Sunday, May 20, 2007

Phone Numbers and Virtual Friends ...

I mentioned Thursday that there was an awesome post at That's What She Said about people and the holes they leave upon exiting from your life. After reading H's post on Tuesday (word to Atom feeds and Google Reader), it took two days before I had processed enough to comment on her entry, and another three before I've been able to follow through on my passive-aggressive suggestion to blog about this my own self.

The epiphany happened last night. I was about to call someone, when I actually noticed how many fucking numbers are in my cell phone: 237. And that's after I washed my old phone earlier this year and lost every number I had gotten since the summer of 2005 (High holy crap - I graduated college two years ago. Wow.) Thank god for SIM cards. Knowing that I've gotten a bunch back, the actual count of numbers I've had in there since I got the phone my freshman year of college is probably somewhere in the low 300s.

So I've had 300+ relationships in six years that required phone conversation. (Okay, more than a few weren't required ... I do how I do, ha.) Eliminating the rare one that I gamed and didn't use, those were all relationships that impacted my life. And how many of them do I call, even sporadically? Maybe 10-15, 20 at the outside, and that's including my parents and my brother. After college, a semester abroad, Birthright, integrating into the poetry scenes in NYC and Oneonta, working at Kutz, Summerstage, the Brooklyn Cyclones, MLB.com and The Museum, all I'm left with is a list of 237 phone numbers, eight notebooks (lost the ninth), countless scraps of paper, 766 Facebook friends who I might message on their birthday if I see that nifty reminder, and what I can recall of the times we spent together ... when everything was a slow-moving blur / because it all happened so fast / but developed so slowly at the time.

That last line (shamelessly jacked from my own catalogue), comes from a poem I wrote (Committing Coolness) about someone who left an intense impression on my life, despite only having a month-long physical presence in it. While not everyone gets poem treatment, they all make an impact. And it sucks to realize when your intersection with someone has come to a close. For two years - even though I'm a lifelong, die-hard Mets fan - I've been holding onto a Tino Martinez poster the Yankee PR staff gave the writers, because I know THE PERFECT PERSON to give it to. Though I've run into the girl a few times during that span, it's never been premeditated. The poster remains my property; throwing it out means acknowledging that she's no longer part of my life.

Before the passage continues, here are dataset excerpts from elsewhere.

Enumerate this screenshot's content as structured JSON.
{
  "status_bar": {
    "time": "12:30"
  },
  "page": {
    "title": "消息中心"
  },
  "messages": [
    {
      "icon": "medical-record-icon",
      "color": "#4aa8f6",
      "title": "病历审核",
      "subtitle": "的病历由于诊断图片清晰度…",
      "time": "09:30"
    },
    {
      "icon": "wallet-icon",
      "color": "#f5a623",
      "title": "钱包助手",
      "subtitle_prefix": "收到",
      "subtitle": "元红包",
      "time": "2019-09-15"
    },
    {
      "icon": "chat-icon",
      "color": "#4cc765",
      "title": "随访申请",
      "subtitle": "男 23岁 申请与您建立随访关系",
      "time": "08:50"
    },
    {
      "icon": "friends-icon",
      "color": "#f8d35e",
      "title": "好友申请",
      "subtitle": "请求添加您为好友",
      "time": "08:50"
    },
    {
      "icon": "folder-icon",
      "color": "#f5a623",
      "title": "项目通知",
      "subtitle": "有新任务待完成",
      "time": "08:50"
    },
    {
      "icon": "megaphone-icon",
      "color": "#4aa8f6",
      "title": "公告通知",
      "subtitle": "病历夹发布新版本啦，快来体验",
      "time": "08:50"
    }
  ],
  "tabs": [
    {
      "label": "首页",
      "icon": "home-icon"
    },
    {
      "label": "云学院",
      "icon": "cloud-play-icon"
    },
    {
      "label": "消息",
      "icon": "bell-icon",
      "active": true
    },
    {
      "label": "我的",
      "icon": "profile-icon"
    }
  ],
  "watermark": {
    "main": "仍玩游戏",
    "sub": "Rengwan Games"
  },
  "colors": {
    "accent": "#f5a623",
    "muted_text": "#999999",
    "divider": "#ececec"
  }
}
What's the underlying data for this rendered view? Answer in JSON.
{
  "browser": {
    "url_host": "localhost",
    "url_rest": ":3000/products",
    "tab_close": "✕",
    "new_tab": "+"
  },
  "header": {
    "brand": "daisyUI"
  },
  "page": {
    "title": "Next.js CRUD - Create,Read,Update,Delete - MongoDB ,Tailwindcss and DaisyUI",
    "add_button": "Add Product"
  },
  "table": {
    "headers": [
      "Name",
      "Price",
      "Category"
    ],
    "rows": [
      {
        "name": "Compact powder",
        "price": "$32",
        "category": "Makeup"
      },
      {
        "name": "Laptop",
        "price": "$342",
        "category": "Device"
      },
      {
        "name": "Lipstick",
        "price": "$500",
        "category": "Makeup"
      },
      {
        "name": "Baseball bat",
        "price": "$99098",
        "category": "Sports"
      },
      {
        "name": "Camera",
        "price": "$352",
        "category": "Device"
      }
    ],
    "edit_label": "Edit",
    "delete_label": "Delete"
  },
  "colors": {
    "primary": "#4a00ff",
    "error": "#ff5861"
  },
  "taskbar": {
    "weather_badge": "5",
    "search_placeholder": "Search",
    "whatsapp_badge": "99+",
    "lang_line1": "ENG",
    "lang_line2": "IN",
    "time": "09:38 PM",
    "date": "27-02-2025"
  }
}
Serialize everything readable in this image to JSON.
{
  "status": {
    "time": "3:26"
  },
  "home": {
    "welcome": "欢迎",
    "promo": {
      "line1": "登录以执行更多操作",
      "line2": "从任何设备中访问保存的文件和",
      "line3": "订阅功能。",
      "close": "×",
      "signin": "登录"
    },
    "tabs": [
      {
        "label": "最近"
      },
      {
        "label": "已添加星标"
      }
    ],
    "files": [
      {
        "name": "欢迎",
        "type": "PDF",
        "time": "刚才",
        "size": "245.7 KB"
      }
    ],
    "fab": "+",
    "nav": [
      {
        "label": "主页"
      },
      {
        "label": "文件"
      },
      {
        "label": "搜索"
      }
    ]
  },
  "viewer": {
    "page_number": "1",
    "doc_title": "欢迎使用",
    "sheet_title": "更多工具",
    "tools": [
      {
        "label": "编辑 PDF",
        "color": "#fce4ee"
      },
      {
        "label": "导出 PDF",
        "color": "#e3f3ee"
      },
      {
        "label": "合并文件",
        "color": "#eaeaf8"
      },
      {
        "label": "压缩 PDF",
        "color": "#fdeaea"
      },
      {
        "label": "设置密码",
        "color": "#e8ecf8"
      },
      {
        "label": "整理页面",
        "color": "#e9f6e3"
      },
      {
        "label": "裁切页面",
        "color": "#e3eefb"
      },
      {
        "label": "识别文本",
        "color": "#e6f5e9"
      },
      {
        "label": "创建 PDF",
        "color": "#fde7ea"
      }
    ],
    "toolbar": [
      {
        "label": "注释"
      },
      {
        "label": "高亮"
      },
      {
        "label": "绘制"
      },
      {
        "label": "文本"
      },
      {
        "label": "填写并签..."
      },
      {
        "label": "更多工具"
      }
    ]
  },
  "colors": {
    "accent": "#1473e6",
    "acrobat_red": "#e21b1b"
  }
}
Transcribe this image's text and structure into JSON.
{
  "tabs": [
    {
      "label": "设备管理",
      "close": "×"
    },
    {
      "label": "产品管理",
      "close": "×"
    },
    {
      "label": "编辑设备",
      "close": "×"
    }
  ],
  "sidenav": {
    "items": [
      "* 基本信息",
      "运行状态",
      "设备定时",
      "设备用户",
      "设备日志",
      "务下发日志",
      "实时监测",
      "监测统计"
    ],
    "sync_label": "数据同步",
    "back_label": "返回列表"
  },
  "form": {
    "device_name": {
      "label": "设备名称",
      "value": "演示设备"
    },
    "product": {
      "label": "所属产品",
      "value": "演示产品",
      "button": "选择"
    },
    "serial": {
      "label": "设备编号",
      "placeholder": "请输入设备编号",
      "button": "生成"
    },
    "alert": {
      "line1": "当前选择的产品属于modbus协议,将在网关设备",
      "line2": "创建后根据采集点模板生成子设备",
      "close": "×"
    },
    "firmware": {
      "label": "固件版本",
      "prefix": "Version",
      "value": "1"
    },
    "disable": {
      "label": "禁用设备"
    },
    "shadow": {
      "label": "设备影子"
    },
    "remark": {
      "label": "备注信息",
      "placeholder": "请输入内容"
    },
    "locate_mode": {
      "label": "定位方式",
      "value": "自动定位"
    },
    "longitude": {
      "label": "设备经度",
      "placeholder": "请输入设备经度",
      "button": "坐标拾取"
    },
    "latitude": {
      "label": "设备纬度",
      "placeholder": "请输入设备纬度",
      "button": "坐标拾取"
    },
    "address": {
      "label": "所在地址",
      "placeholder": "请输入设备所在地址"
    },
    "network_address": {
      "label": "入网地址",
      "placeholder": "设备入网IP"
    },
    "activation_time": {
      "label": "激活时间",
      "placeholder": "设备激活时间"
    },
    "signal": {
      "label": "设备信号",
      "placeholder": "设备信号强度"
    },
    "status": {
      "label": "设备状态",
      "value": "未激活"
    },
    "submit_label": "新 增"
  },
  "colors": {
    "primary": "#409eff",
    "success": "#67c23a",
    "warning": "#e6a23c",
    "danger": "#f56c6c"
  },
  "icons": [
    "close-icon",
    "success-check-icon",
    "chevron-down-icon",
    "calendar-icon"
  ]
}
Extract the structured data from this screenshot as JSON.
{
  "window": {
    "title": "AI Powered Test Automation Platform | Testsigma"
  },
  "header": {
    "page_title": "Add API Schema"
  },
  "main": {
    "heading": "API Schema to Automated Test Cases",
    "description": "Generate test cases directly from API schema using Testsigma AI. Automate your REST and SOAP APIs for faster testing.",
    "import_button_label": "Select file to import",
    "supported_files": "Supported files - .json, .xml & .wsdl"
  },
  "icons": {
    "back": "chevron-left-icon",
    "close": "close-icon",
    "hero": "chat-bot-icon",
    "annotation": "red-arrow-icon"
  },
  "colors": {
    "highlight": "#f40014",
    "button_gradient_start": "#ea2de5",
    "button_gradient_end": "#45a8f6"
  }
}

That's the downside of being as socially adventurous as I am. Integrating yourself into the fabric of groups, whether it's one night out with my cousin's theater friends from college or several months in a poetry scene or years at college, means giving yourself to the greater whole. These people all take parts of me with them. And, more often than not, this is a lopsided transaction. When I returned after my semester abroad in Berlin, people in and out of my fraternity outright told me that the entire dynamic of the group changed without me there.

That was fucking heavy. Maybe it would have been the case if someone else had left. But for me, it wouldn't have. Despite constantly embedding myself into situations, groups and relationships, it's always at a distance. I don't let any one of them define me. Yeah, I was in the Jew frat. Yeah, I wrote for the school paper. But no one who knew me outside of those crowds associated me with either of them. My best friends from high school are always forgetting I was in a fraternity until I bring it up in the course of conversation.

But I get jealous of the relationships between people who fully commit to the situation. Five of the guys from my year are ridiculously tight. They've got their inside jokes and visits and so on, two years out of school. I slide right into things when I'm around - I'm the grand fucking facilitator - but it's a "me" and "them" thing, and they probably don't even realize it. Instead of missing people, I forge new relationships. I don't forget anyone (see: the poster anecdote above; also: writing mass e-mails and: visiting people when I can), but I keep going forward. When college was ending, I wasn't sad and nostalgic - it felt like time. Time for something to end, time for something to start.

For now, everything's got a time limit. I'm planning to leave my job (and Oneonta) sometime in the next year. I'm going to leave a year-plus imprint on Oneonta and The Museum. And they're going to miss me. But I'll be off on the next adventure, collecting phone numbers and virtual friends. See you next lifetime.